Davis and the Tigers were soaring (make that roaring) on April 11 when a 10-9 home win over Harvard earned the team the nation’s No. 1 ranking. Davis notched two goals and two assists in that win, which followed a four-goal performance in a 10-9 overtime road win over Penn State (Davis scored the game-winner in overtime). Those performances earned Davis Ivy League Player of the Week honors.
A setback came on April 18 with a 10-7 loss to Cornell (Davis had just one assist in that game). Princeton fell to 3-1 in Ivy League play after the loss, tied with Brown for second place behind 5-0 Cornell. That sets up a potentially big weekend with Princeton playing 1-3 Dartmouth while Cornell and Brown face-off.
Another highlight this season came when the Tigers defeated defending champion Syracuse, 12-8 during the Big City Classic at Giants Stadium. A lifelong Giants fan, Davis finally made it to his first Big Blue game last season, then followed that up by playing on the Giants’ field a few months later.

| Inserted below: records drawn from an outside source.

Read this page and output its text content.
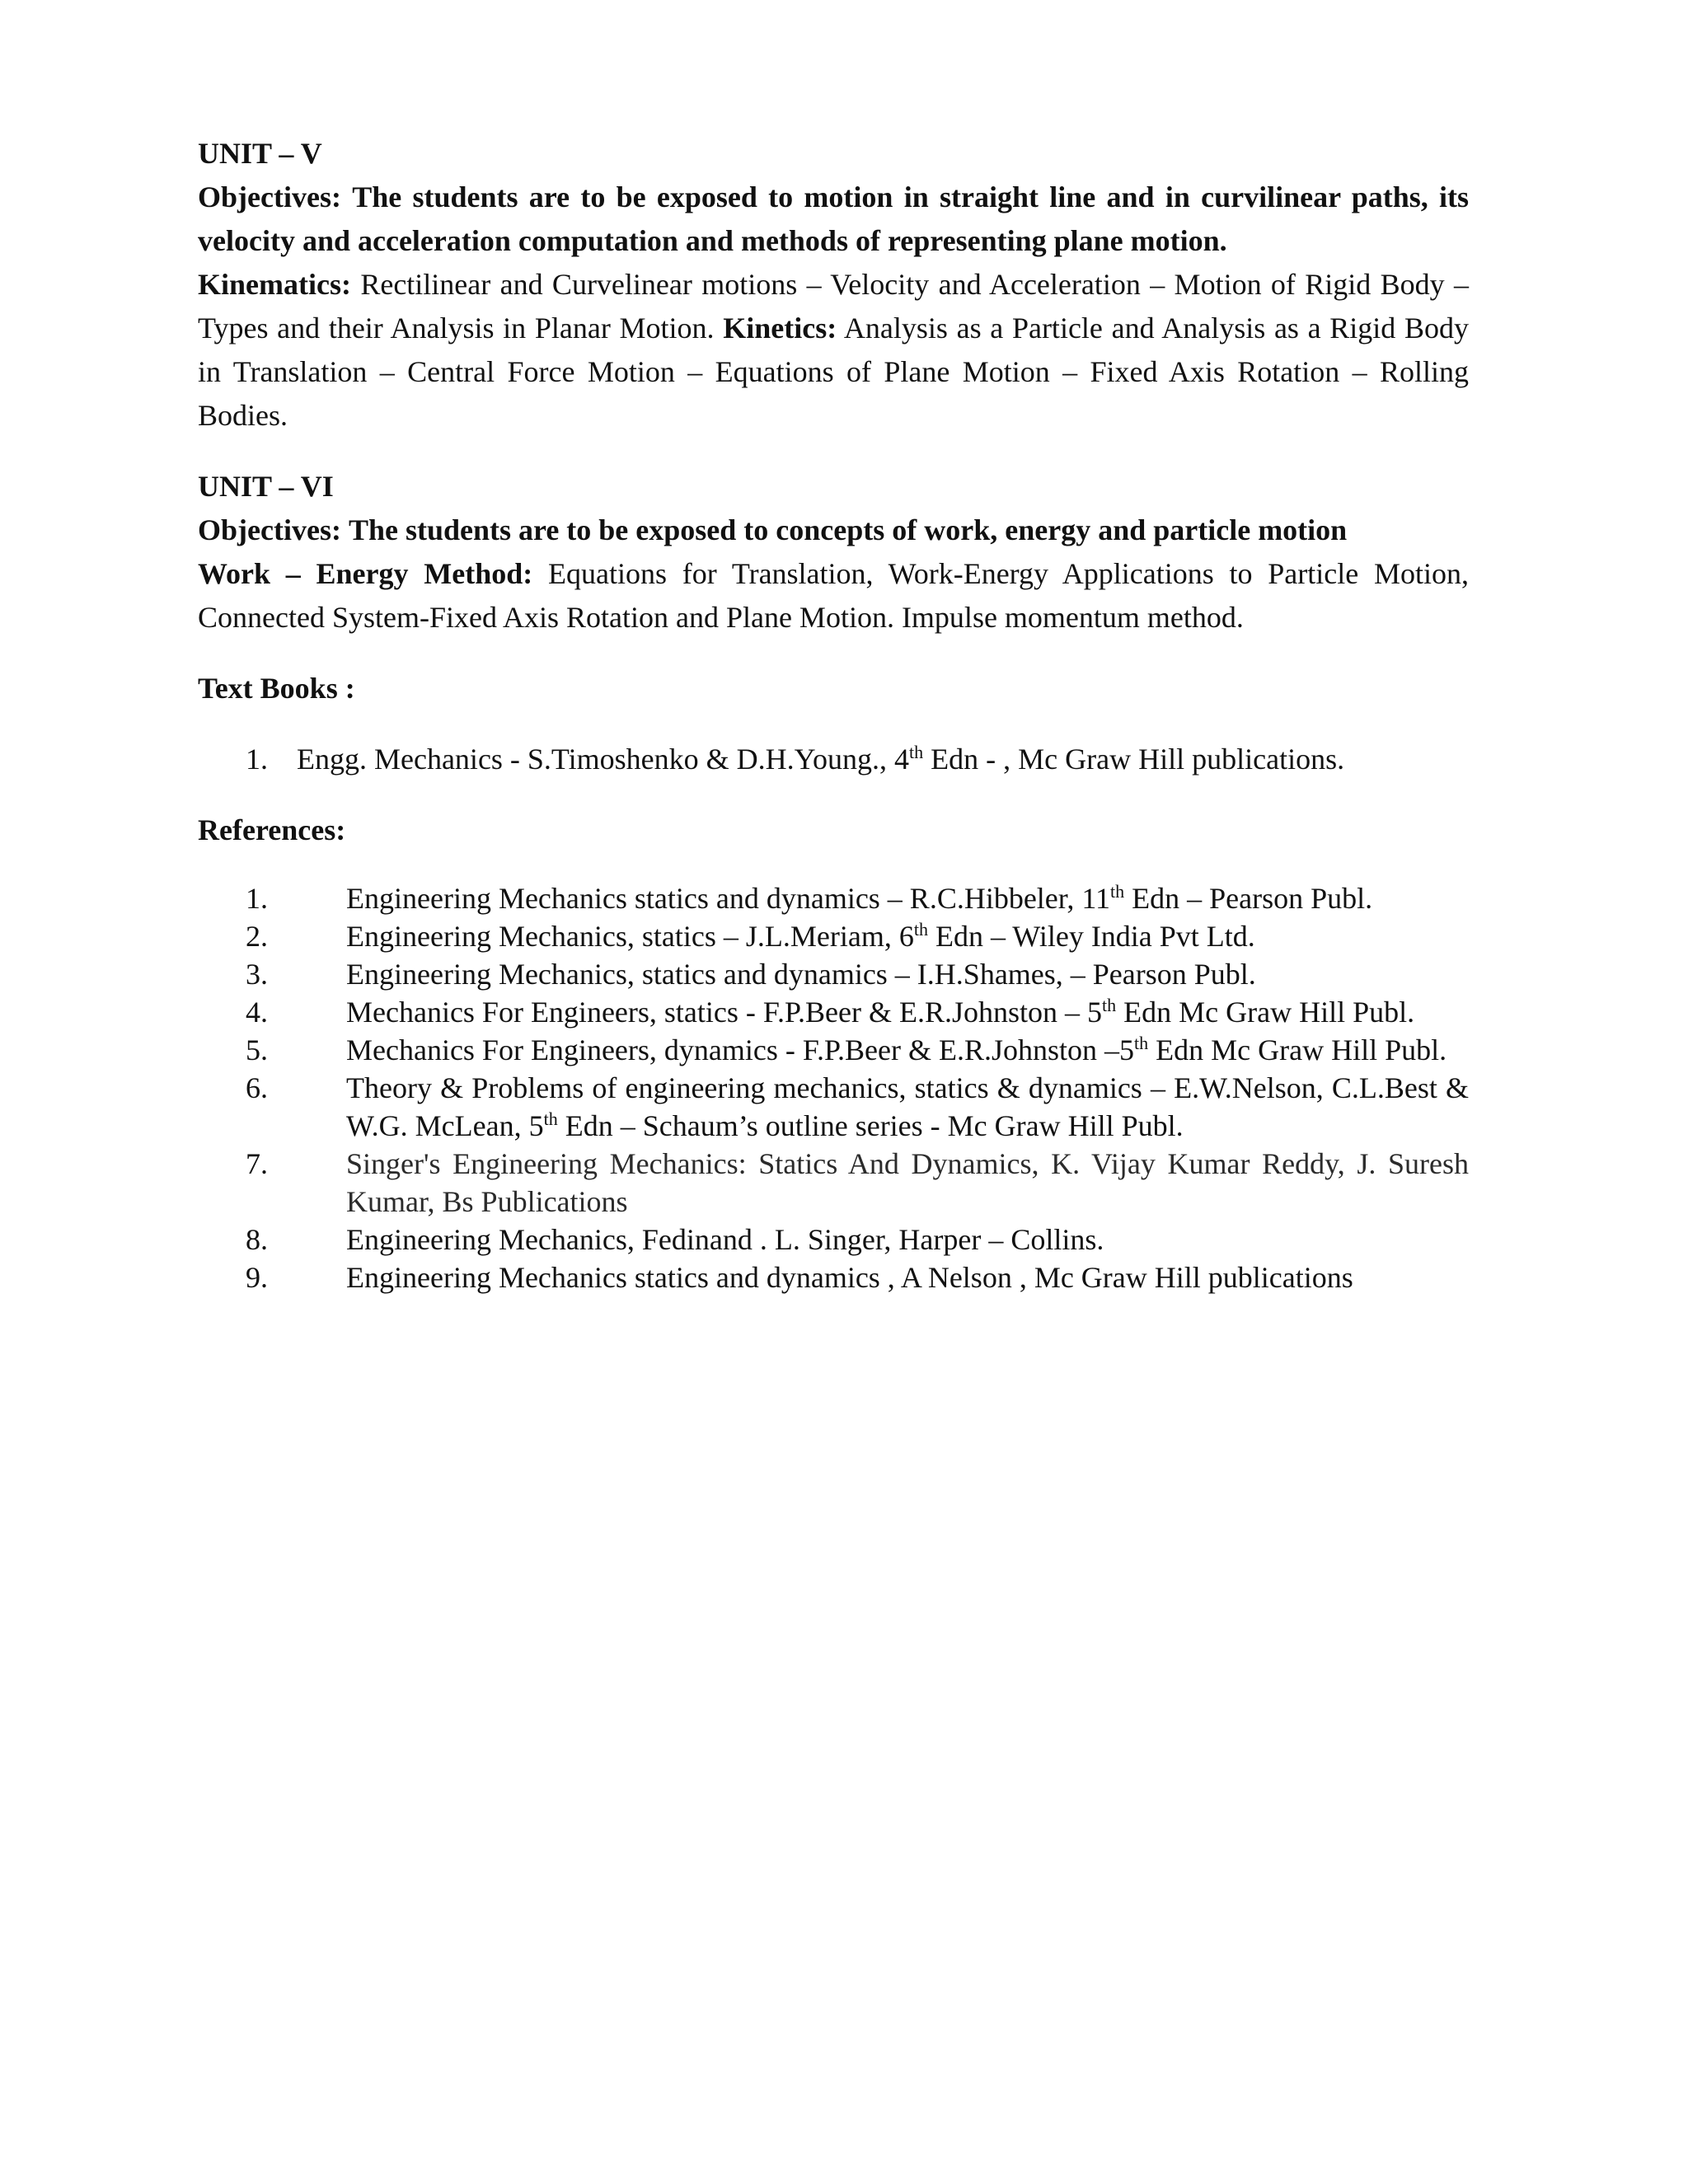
UNIT – V

Objectives: The students are to be exposed to motion in straight line and in curvilinear paths, its velocity and acceleration computation and methods of representing plane motion.

Kinematics: Rectilinear and Curvelinear motions – Velocity and Acceleration – Motion of Rigid Body – Types and their Analysis in Planar Motion. Kinetics: Analysis as a Particle and Analysis as a Rigid Body in Translation – Central Force Motion – Equations of Plane Motion – Fixed Axis Rotation – Rolling Bodies.

UNIT – VI

Objectives: The students are to be exposed to concepts of work, energy and particle motion

Work – Energy Method: Equations for Translation, Work-Energy Applications to Particle Motion, Connected System-Fixed Axis Rotation and Plane Motion. Impulse momentum method.

Text Books :
1. Engg. Mechanics - S.Timoshenko & D.H.Young., 4th Edn - , Mc Graw Hill publications.
References:
1.	Engineering Mechanics statics and dynamics – R.C.Hibbeler, 11th Edn – Pearson Publ.
2.	Engineering Mechanics, statics – J.L.Meriam, 6th Edn – Wiley India Pvt Ltd.
3.	Engineering Mechanics, statics and dynamics – I.H.Shames, – Pearson Publ.
4.	Mechanics For Engineers, statics - F.P.Beer & E.R.Johnston – 5th Edn Mc Graw Hill Publ.
5.	Mechanics For Engineers, dynamics - F.P.Beer & E.R.Johnston –5th Edn Mc Graw Hill Publ.
6.	Theory & Problems of engineering mechanics, statics & dynamics – E.W.Nelson, C.L.Best & W.G. McLean, 5th Edn – Schaum’s outline series - Mc Graw Hill Publ.
7.	Singer's Engineering Mechanics: Statics And Dynamics, K. Vijay Kumar Reddy, J. Suresh Kumar, Bs Publications
8.	Engineering Mechanics, Fedinand . L. Singer, Harper – Collins.
9.	Engineering Mechanics statics and dynamics , A Nelson , Mc Graw Hill publications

Davis grew up in a lacrosse-loving family. His father played and coached the game; he has two cousins who played college lacrosse at Delaware when he was in middle school (“That was a big influence,” he says) and his younger brother Jimmy is his teammate, playing his junior year at Princeton.
“That was nice because we’ve been playing together since we were four or five,” Tommy says of being teammates with his brother. The older brother was also able to make the transition to Princeton relatively easier for Jimmy.
“He came to games when I was a freshman, and he got to know some of the players who would be his teammates the next year,” Tommy says. “By the time he got here, he probably knew about half the team, which was a big advantage.”
Tommy was also able to help Jimmy through (or perhaps warn him about) the workload that comes with being a Princeton student. Davis says that he was assigned 115 pages of reading in his first class, on Latin American History. “That was a rude awakening,” he says.
Davis is a history major and is still thinking about what he’ll do after graduation. Graduate school is a possibility but he wants to be certain he makes the right decision as to which program he joins. For now, he’s enjoying the final stretch of his last season of college lacrosse.
“I’m just going to take advantage of every opportunity right now and cherish every win,” he says. “It makes it easier to go out to practice every day after games and just give it everything you have. You always know your time is limited, but being in your last year, you kind of see it happening a little more.”